Şahıs, mevzu ve mekân kim veya ne olursa olsun, hiçbir şey Kur’ân ve Sünnet’in önünde değildi. Kur’ân her şeylerinin başındaydı.

«Yeri geldikçe…» değil! «Ara sıra…», «Lâzım oldukça…» hiç değil! Sürekli, her zaman ve hep Kur’ân! Kur’ân ve Sünnet başa alındığı için, başarı da o nisbette oluyordu.

Dâru Sa‘d; sadece kendi bölgesinin değil, bütün Yesrib’in merkezi hâline gelecek bir çalışma içindeydi. Bütün bu çalışmalar ile kısa sürede Medine, İslâm yurdu olma yolundaydı! Eski kasaba Yesrib, şimdilerde Medine olmak üzereydi…
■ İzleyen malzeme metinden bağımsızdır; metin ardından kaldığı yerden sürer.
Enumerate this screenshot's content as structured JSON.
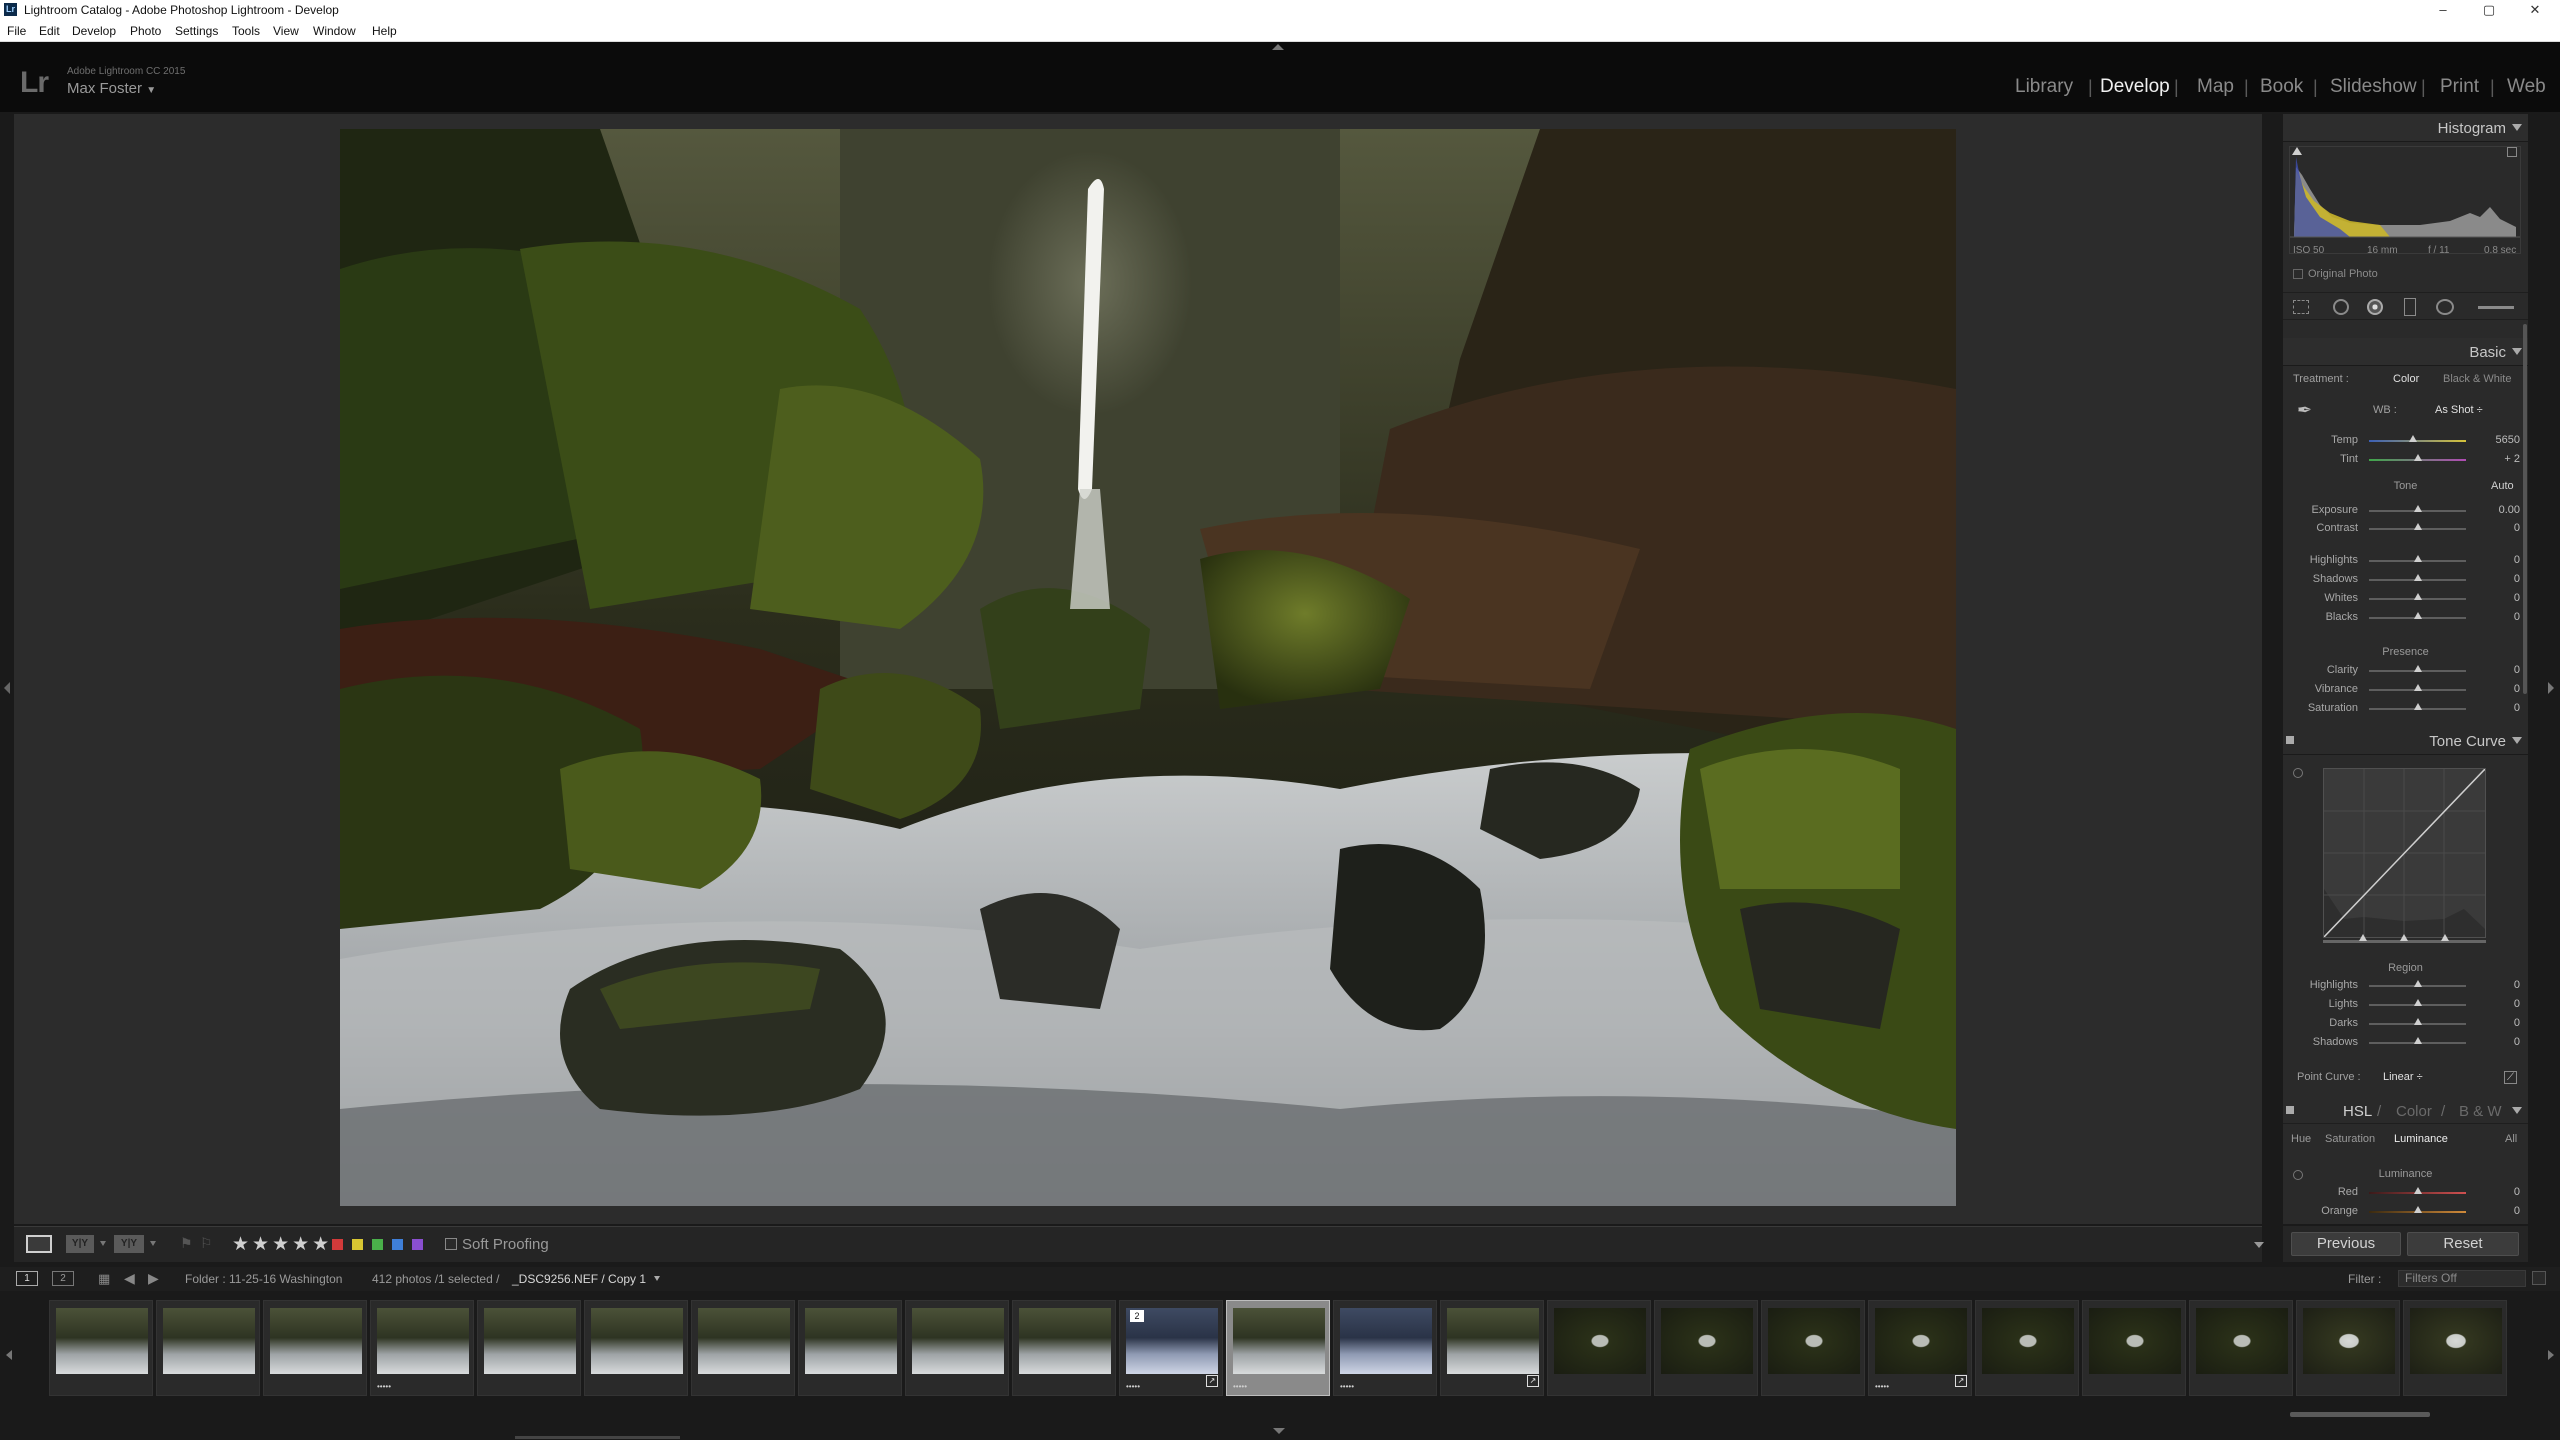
{
  "window": {
    "title": "Lightroom Catalog - Adobe Photoshop Lightroom - Develop",
    "icon": "Lr"
  },
  "menu": [
    "File",
    "Edit",
    "Develop",
    "Photo",
    "Settings",
    "Tools",
    "View",
    "Window",
    "Help"
  ],
  "identity": {
    "logo": "Lr",
    "product": "Adobe Lightroom CC 2015",
    "user": "Max Foster"
  },
  "modules": [
    "Library",
    "Develop",
    "Map",
    "Book",
    "Slideshow",
    "Print",
    "Web"
  ],
  "active_module": "Develop",
  "toolbar": {
    "stars": "★★★★★",
    "soft_proofing": "Soft Proofing",
    "color_labels": [
      "#d23a3a",
      "#d8c632",
      "#4ab04a",
      "#3f7fd8",
      "#8a4fd0"
    ]
  },
  "histogram": {
    "title": "Histogram",
    "iso": "ISO 50",
    "focal": "16 mm",
    "aperture": "f / 11",
    "shutter": "0.8 sec",
    "original_photo": "Original Photo"
  },
  "basic": {
    "title": "Basic",
    "treatment_label": "Treatment :",
    "color": "Color",
    "bw": "Black & White",
    "wb_label": "WB :",
    "wb_value": "As Shot ÷",
    "tone_label": "Tone",
    "auto": "Auto",
    "presence_label": "Presence",
    "sliders": [
      {
        "label": "Temp",
        "value": "5650",
        "pos": 0.45
      },
      {
        "label": "Tint",
        "value": "+ 2",
        "pos": 0.51
      },
      {
        "label": "Exposure",
        "value": "0.00",
        "pos": 0.5
      },
      {
        "label": "Contrast",
        "value": "0",
        "pos": 0.5
      },
      {
        "label": "Highlights",
        "value": "0",
        "pos": 0.5
      },
      {
        "label": "Shadows",
        "value": "0",
        "pos": 0.5
      },
      {
        "label": "Whites",
        "value": "0",
        "pos": 0.5
      },
      {
        "label": "Blacks",
        "value": "0",
        "pos": 0.5
      },
      {
        "label": "Clarity",
        "value": "0",
        "pos": 0.5
      },
      {
        "label": "Vibrance",
        "value": "0",
        "pos": 0.5
      },
      {
        "label": "Saturation",
        "value": "0",
        "pos": 0.5
      }
    ]
  },
  "tone_curve": {
    "title": "Tone Curve",
    "region_label": "Region",
    "point_curve_label": "Point Curve :",
    "point_curve_value": "Linear ÷",
    "sliders": [
      {
        "label": "Highlights",
        "value": "0",
        "pos": 0.5
      },
      {
        "label": "Lights",
        "value": "0",
        "pos": 0.5
      },
      {
        "label": "Darks",
        "value": "0",
        "pos": 0.5
      },
      {
        "label": "Shadows",
        "value": "0",
        "pos": 0.5
      }
    ]
  },
  "hsl": {
    "title_hsl": "HSL",
    "slash1": "/",
    "title_color": "Color",
    "slash2": "/",
    "title_bw": "B & W",
    "tabs": [
      "Hue",
      "Saturation",
      "Luminance",
      "All"
    ],
    "active_tab": "Luminance",
    "section": "Luminance",
    "sliders": [
      {
        "label": "Red",
        "value": "0",
        "pos": 0.5
      },
      {
        "label": "Orange",
        "value": "0",
        "pos": 0.5
      }
    ]
  },
  "buttons": {
    "previous": "Previous",
    "reset": "Reset"
  },
  "filmstrip": {
    "screen1": "1",
    "screen2": "2",
    "folder": "Folder : 11-25-16 Washington",
    "count": "412 photos /1 selected /",
    "file": "_DSC9256.NEF / Copy 1",
    "filter_label": "Filter :",
    "filter_value": "Filters Off",
    "thumbs": [
      {
        "stars": "",
        "badge": "",
        "corner": "",
        "kind": "falls"
      },
      {
        "stars": "",
        "badge": "",
        "corner": "",
        "kind": "falls"
      },
      {
        "stars": "",
        "badge": "",
        "corner": "",
        "kind": "falls"
      },
      {
        "stars": "•••••",
        "badge": "",
        "corner": "",
        "kind": "falls"
      },
      {
        "stars": "",
        "badge": "",
        "corner": "",
        "kind": "falls"
      },
      {
        "stars": "",
        "badge": "",
        "corner": "",
        "kind": "falls"
      },
      {
        "stars": "",
        "badge": "",
        "corner": "",
        "kind": "falls"
      },
      {
        "stars": "",
        "badge": "",
        "corner": "",
        "kind": "falls"
      },
      {
        "stars": "",
        "badge": "",
        "corner": "",
        "kind": "falls"
      },
      {
        "stars": "",
        "badge": "",
        "corner": "",
        "kind": "falls"
      },
      {
        "stars": "•••••",
        "badge": "2",
        "corner": "↗",
        "kind": "blue"
      },
      {
        "stars": "•••••",
        "badge": "",
        "corner": "",
        "kind": "falls",
        "selected": true
      },
      {
        "stars": "•••••",
        "badge": "",
        "corner": "",
        "kind": "blue"
      },
      {
        "stars": "",
        "badge": "",
        "corner": "↗",
        "kind": "falls"
      },
      {
        "stars": "",
        "badge": "",
        "corner": "",
        "kind": "forest"
      },
      {
        "stars": "",
        "badge": "",
        "corner": "",
        "kind": "forest"
      },
      {
        "stars": "",
        "badge": "",
        "corner": "",
        "kind": "forest"
      },
      {
        "stars": "•••••",
        "badge": "",
        "corner": "↗",
        "kind": "forest"
      },
      {
        "stars": "",
        "badge": "",
        "corner": "",
        "kind": "forest"
      },
      {
        "stars": "",
        "badge": "",
        "corner": "",
        "kind": "forest"
      },
      {
        "stars": "",
        "badge": "",
        "corner": "",
        "kind": "forest"
      },
      {
        "stars": "",
        "badge": "",
        "corner": "",
        "kind": "forest2"
      },
      {
        "stars": "",
        "badge": "",
        "corner": "",
        "kind": "forest2"
      }
    ]
  }
}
Hazreti Mus‘ab -radıyallâhu anh-; Medine çalışmaları hakkında malûmat vermek için hazırladığı raporları Rasûlullah -aleyhisselâm-’a götürüyor, O’ndan aldığı yeni tâlimatlarla Medine’ye dönüyordu. Yeni tâlimatlarla beraber yeni gelen âyetler, Medine’de büyük bir coşkuyla karşılanıyordu.

Mus‘ab bin Umeyr; Medine’de vazife yaptığı süre içinde, duruma göre birkaç defa Mekke’ye gidip, çalışmaları hakkında bilgi vermişti. Ancak, kaynaklarımızda tam olarak kaç defa gidip geldiği belirtilmiyor.

Bazen de, bizzat kendisinin gidemediği zamanlarda, uygun birini seçiyor, Medine çalışmaları hakkındaki raporlarını gönderiyordu. Rasûlullah -aleyhisselâm- da, her seferinde yeni gelen âyet ve sûreleri gönderiyordu.

Rasûlullah -aleyhisselâm-’a
raporlarını sunan ve O’nun değerlendirmelerini dinleyen Hazret-i Mus‘ab, yeni âyetler ve yeni tâlimatlarla dönmüştü. Az önce belirttiğimiz gibi, yeni gelen âyetlerle Medine müslümanları bir başka bayram yaşamışlardı.

Yine çalışmalarını tamamlayan Mus‘ab Hoca, yeni raporlar ile Mekke’ye doğru yola çıktı. Rasûlullah -aleyhisselâm- ile yeniden buluşacağını düşündükçe bir hoş oluyordu. O’nu görmek, O’nunla beraber olmak ve O’nu dinlemek Mus‘ab Hoca için bambaşka bir şeydi. Bu düşüncelerle onca yolu tüketmişti…

Mekke’ye varır varmaz, kimseye sezdirmeden ve kendini de belli etmeden doğruca Rasûlullah -aleyhisselâm-’ın yanına vardı. Rasûlullah -aleyhisselâm- onu öyle bir muhabbetle kucakladı ki, Hazret-i Mus‘ab bütün yorgunluğunu unuttu. Aşk ve muhabbetle doldu.

Rasûlullah -aleyhisselâm-’a sordurma zahmeti bile vermeyen Hazret-i Mus‘ab; yapmış olduğu çalışmaları hakkında ayrıntılı bilgi vererek, faaliyet raporlarını sundu. Bu arada kullandığı bir cümle, ortama başka bir güzellik kattı:

–Yâ Rasûlâllah! Yesrib artık Kur’ân’ı ve İslâm’ı konuşuyor! Yesrib’de Kur’ân ve İslâm’ın konuşulmadığı bir ev bile kalmadı!

Peygamberimiz -aleyhisselâm-; bu anlamlı ifadelere o kadar sevindi ki, Mus‘ab Hoca’nın ayaklarını yerden kesecek müjdeyi verdi:

–Yâ Mus‘abu’l-Hayr! Allah Teâlâ, senin elinle Yesrib’e hayrın en güzelini ulaştırdı desene!*

Rasûlullah -aleyhisselâm-;

«Yâ Mus‘abu’l-Hayr!» buyurunca, o günden sonra «Mus‘abu’l-Hayr» onun en meşhur künyesi oldu. «Yâ Mus‘abu’l-Hayr» deyimi, «ey Hayırlı Mus‘ab» demekti.

Peygamber Efendimiz’i örnek alan her müslüman böyle hareket eder işte!

-Sallâllâhu aleyhi ve sellem…-

______________

* İbnü’l-Esîr, Üsdü’l-Ğābe Fî Mârifeti’s-Sahâbe, c. 5, s. 175.